In an editorial in the February 2015 issue of American Anthropologist, the editor, Michael Chibnik, argued that while he “cannot disagree with the rhetoric of those advocating open access for American Anthropologist” he also could not see how to make the finances work without continuing to rely on the existing subscription model via a publisher like Wiley Blackwell. While admitting “I do not know all the details of the financial arrangements between AAA and WB” (see discussion about the lack of transparency explored in the panel mentioned above) he briefly outlines why several alternative funding models he has heard about are unlikely to work, concluding “The obstacles to AA becoming open access in the near future may be difficult to overcome.”

This elicited several responses, from Martin Eve, who challenged many of the assertions in the piece, one by one; from the Board of the Society for Cultural Anthropology, who argued in a commentary titled “Open Access: A Collective Ecology for AAA Publishing in the Digital Age” that open access was the right thing to do despite the difficulties; and from Alex Golub, who wrote a blog post titled “Open access: What Cultural Anthropology gets right, and American Anthropologist gets wrong.”

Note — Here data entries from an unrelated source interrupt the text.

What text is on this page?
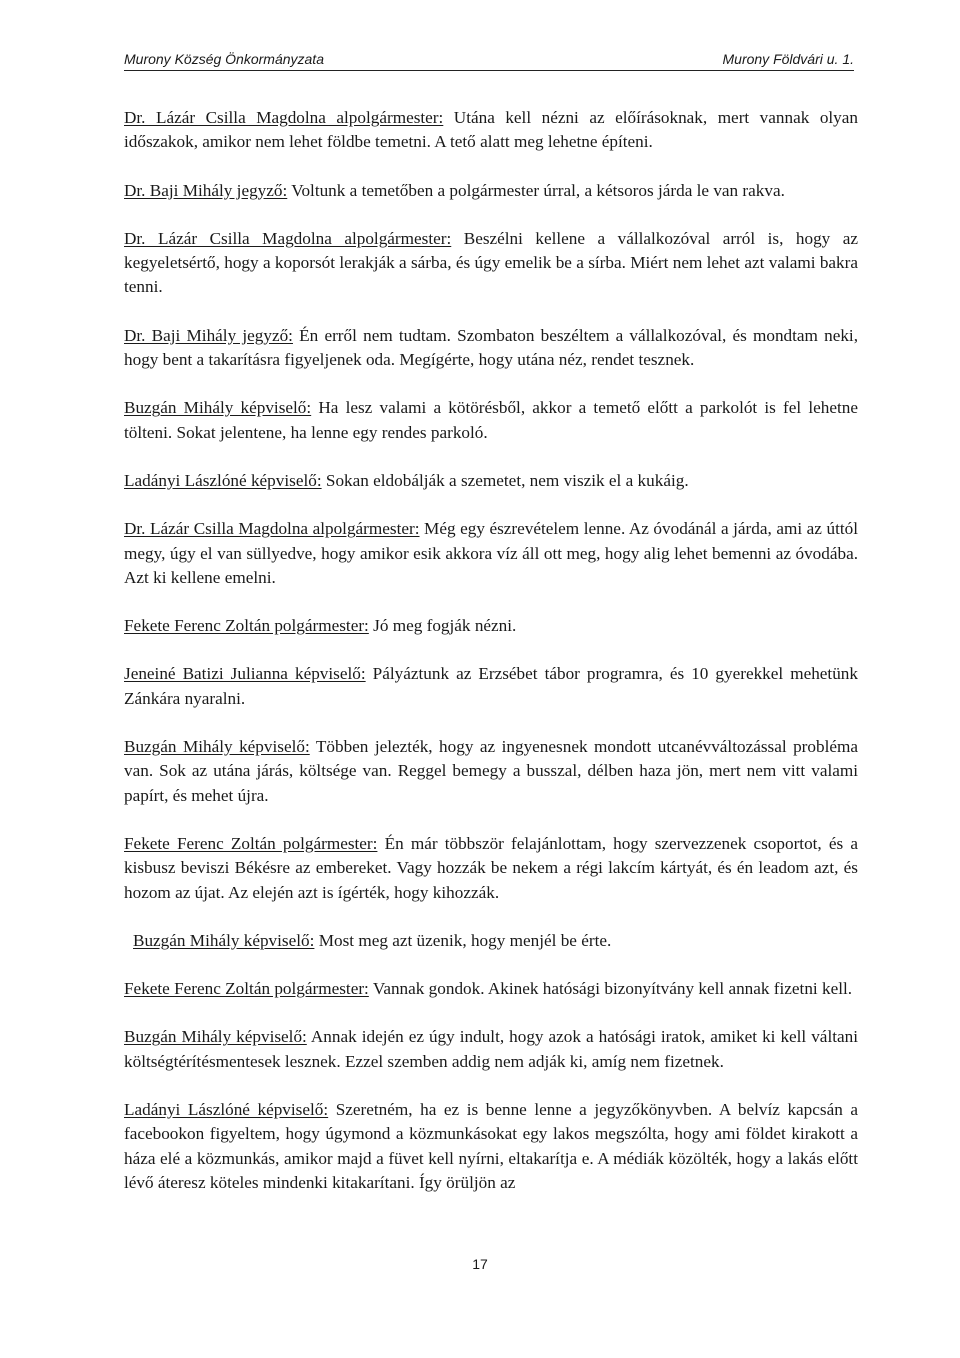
Murony Község Önkormányzata	Murony Földvári u. 1.

Dr. Lázár Csilla Magdolna alpolgármester: Utána kell nézni az előírásoknak, mert vannak olyan időszakok, amikor nem lehet földbe temetni. A tető alatt meg lehetne építeni.

Dr. Baji Mihály jegyző: Voltunk a temetőben a polgármester úrral, a kétsoros járda le van rakva.

Dr. Lázár Csilla Magdolna alpolgármester: Beszélni kellene a vállalkozóval arról is, hogy az kegyeletsértő, hogy a koporsót lerakják a sárba, és úgy emelik be a sírba. Miért nem lehet azt valami bakra tenni.

Dr. Baji Mihály jegyző: Én erről nem tudtam. Szombaton beszéltem a vállalkozóval, és mondtam neki, hogy bent a takarításra figyeljenek oda. Megígérte, hogy utána néz, rendet tesznek.

Buzgán Mihály képviselő: Ha lesz valami a kötörésből, akkor a temető előtt a parkolót is fel lehetne tölteni. Sokat jelentene, ha lenne egy rendes parkoló.

Ladányi Lászlóné képviselő: Sokan eldobálják a szemetet, nem viszik el a kukáig.

Dr. Lázár Csilla Magdolna alpolgármester: Még egy észrevételem lenne. Az óvodánál a járda, ami az úttól megy, úgy el van süllyedve, hogy amikor esik akkora víz áll ott meg, hogy alig lehet bemenni az óvodába. Azt ki kellene emelni.

Fekete Ferenc Zoltán polgármester: Jó meg fogják nézni.

Jeneiné Batizi Julianna képviselő: Pályáztunk az Erzsébet tábor programra, és 10 gyerekkel mehetünk Zánkára nyaralni.

Buzgán Mihály képviselő: Többen jelezték, hogy az ingyenesnek mondott utcanévváltozással probléma van. Sok az utána járás, költsége van. Reggel bemegy a busszal, délben haza jön, mert nem vitt valami papírt, és mehet újra.

Fekete Ferenc Zoltán polgármester: Én már többször felajánlottam, hogy szervezzenek csoportot, és a kisbusz beviszi Békésre az embereket. Vagy hozzák be nekem a régi lakcím kártyát, és én leadom azt, és hozom az újat. Az elején azt is ígérték, hogy kihozzák.

Buzgán Mihály képviselő: Most meg azt üzenik, hogy menjél be érte.

Fekete Ferenc Zoltán polgármester: Vannak gondok. Akinek hatósági bizonyítvány kell annak fizetni kell.

Buzgán Mihály képviselő: Annak idején ez úgy indult, hogy azok a hatósági iratok, amiket ki kell váltani költségtérítésmentesek lesznek. Ezzel szemben addig nem adják ki, amíg nem fizetnek.

Ladányi Lászlóné képviselő: Szeretném, ha ez is benne lenne a jegyzőkönyvben. A belvíz kapcsán a facebookon figyeltem, hogy úgymond a közmunkásokat egy lakos megszólta, hogy ami földet kirakott a háza elé a közmunkás, amikor majd a füvet kell nyírni, eltakarítja e. A médiák közölték, hogy a lakás előtt lévő áteresz köteles mindenki kitakarítani. Így örüljön az

17
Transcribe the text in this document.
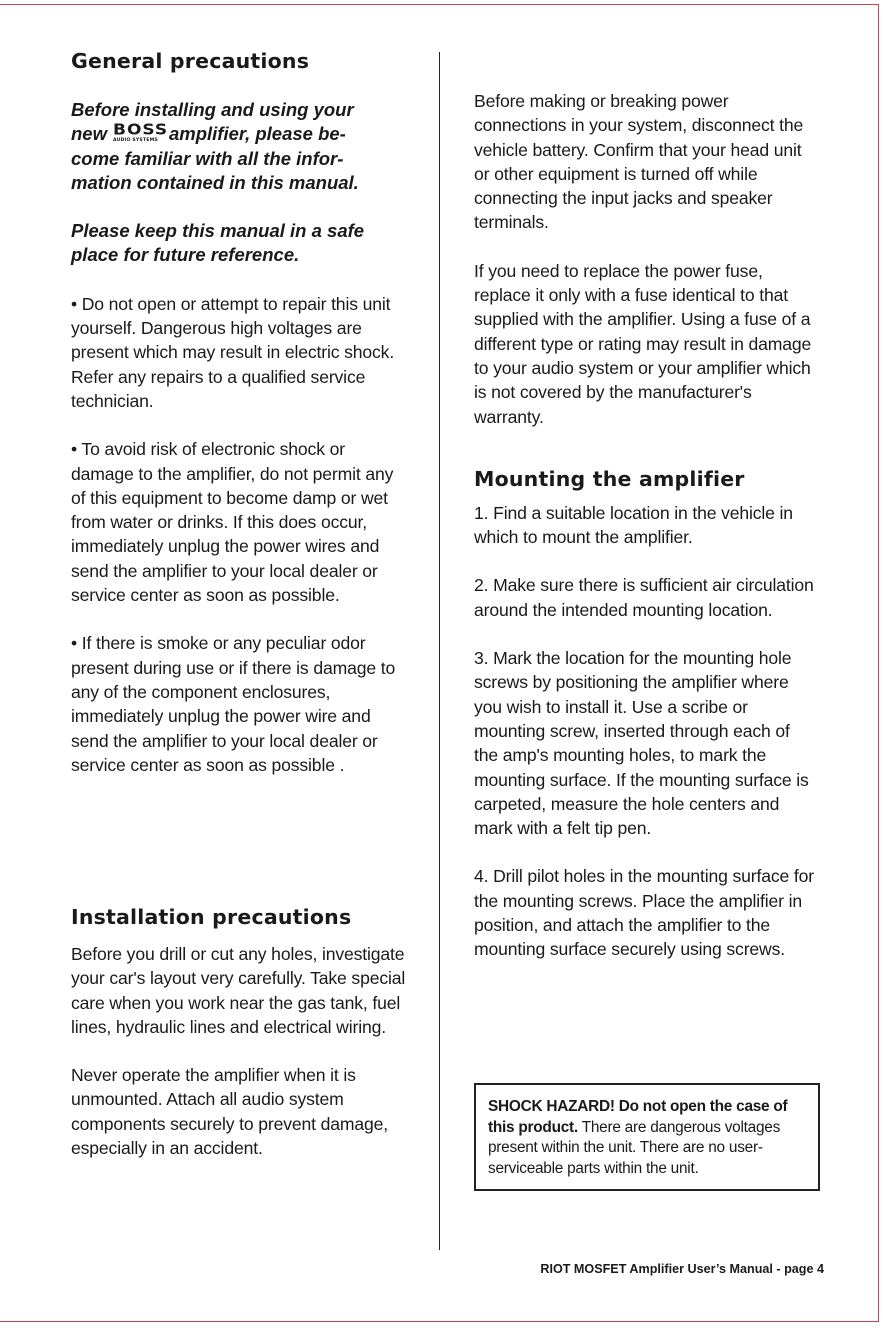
General precautions

Before installing and using your
new BOSS
AUDIO SYSTEMS amplifier, please be-
come familiar with all the infor-
mation contained in this manual.

Please keep this manual in a safe
place for future reference.

• Do not open or attempt to repair this unit yourself. Dangerous high voltages are present which may result in electric shock. Refer any repairs to a qualified service technician.

• To avoid risk of electronic shock or damage to the amplifier, do not permit any of this equipment to become damp or wet from water or drinks. If this does occur, immediately unplug the power wires and send the amplifier to your local dealer or service center as soon as possible.

• If there is smoke or any peculiar odor present during use or if there is damage to any of the component enclosures, immediately unplug the power wire and send the amplifier to your local dealer or service center as soon as possible .

Installation precautions

Before you drill or cut any holes, investigate your car's layout very carefully. Take special care when you work near the gas tank, fuel lines, hydraulic lines and electrical wiring.

Never operate the amplifier when it is unmounted. Attach all audio system components securely to prevent damage, especially in an accident.

Before making or breaking power connections in your system, disconnect the vehicle battery. Confirm that your head unit or other equipment is turned off while connecting the input jacks and speaker terminals.

If you need to replace the power fuse, replace it only with a fuse identical to that supplied with the amplifier. Using a fuse of a different type or rating may result in damage to your audio system or your amplifier which is not covered by the manufacturer's warranty.

Mounting the amplifier

1. Find a suitable location in the vehicle in which to mount the amplifier.

2. Make sure there is sufficient air circulation around the intended mounting location.

3. Mark the location for the mounting hole screws by positioning the amplifier where you wish to install it. Use a scribe or mounting screw, inserted through each of the amp's mounting holes, to mark the mounting surface. If the mounting surface is carpeted, measure the hole centers and mark with a felt tip pen.

4. Drill pilot holes in the mounting surface for the mounting screws. Place the amplifier in position, and attach the amplifier to the mounting surface securely using screws.

SHOCK HAZARD! Do not open the case of this product. There are dangerous voltages present within the unit. There are no user-serviceable parts within the unit.

RIOT MOSFET Amplifier User’s Manual - page 4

The Society for Cultural Anthropology commentary points out that research libraries are key stakeholders in the emerging OA landscape, and potential partners with scholarly societies for new models of scholarly publishing. Both SCA and Golub reference some new projects like Collabra, Open Library of the Humanities, Knowledge Unlatched, and SciELO, that, in Golub’s words, “blur the distinction between journal, platform, and community the same way Duke Ellington blurred the boundary between composer, performer, and conductor” and are examples of “experiments to move beyond cold war publishing institutions.”

It’s not clear yet what financial models will ultimately prove successful and sustainable for scholarly publishing and scholarly societies going forward, but simply maintaining the status quo with its hidden and inflated costs and frequently vestigial practices is almost certainly not the answer. As Alex Golub concludes in his post:

The AAA wasn’t always structured the way it is today, and it may not be structured this way in the future. The question now is whether the AAA can change quickly enough to be relevant, or whether institutions like the SCA are the true future of our discipline. These are issues tied up with a lot more than just publishing: The shrinking of academe, the growing role of nonacademic stakeholders in academic practices, and much besides. Does Cultural Anthropology face a lot of issues down the road? Absolutely. Is complete and total failure on the menu? Yes. But I reckon that in ten years when I sit down to reblog this post, we will look back on this debate and say: The people who did the right thing and took a leap of faith fared far better than the ones who clung to a broken solution. Cultural Anthropology acted like Netflix, while American Anthropologist acted like Blockbuster. Except, of course, no one will remember what Blockbuster was.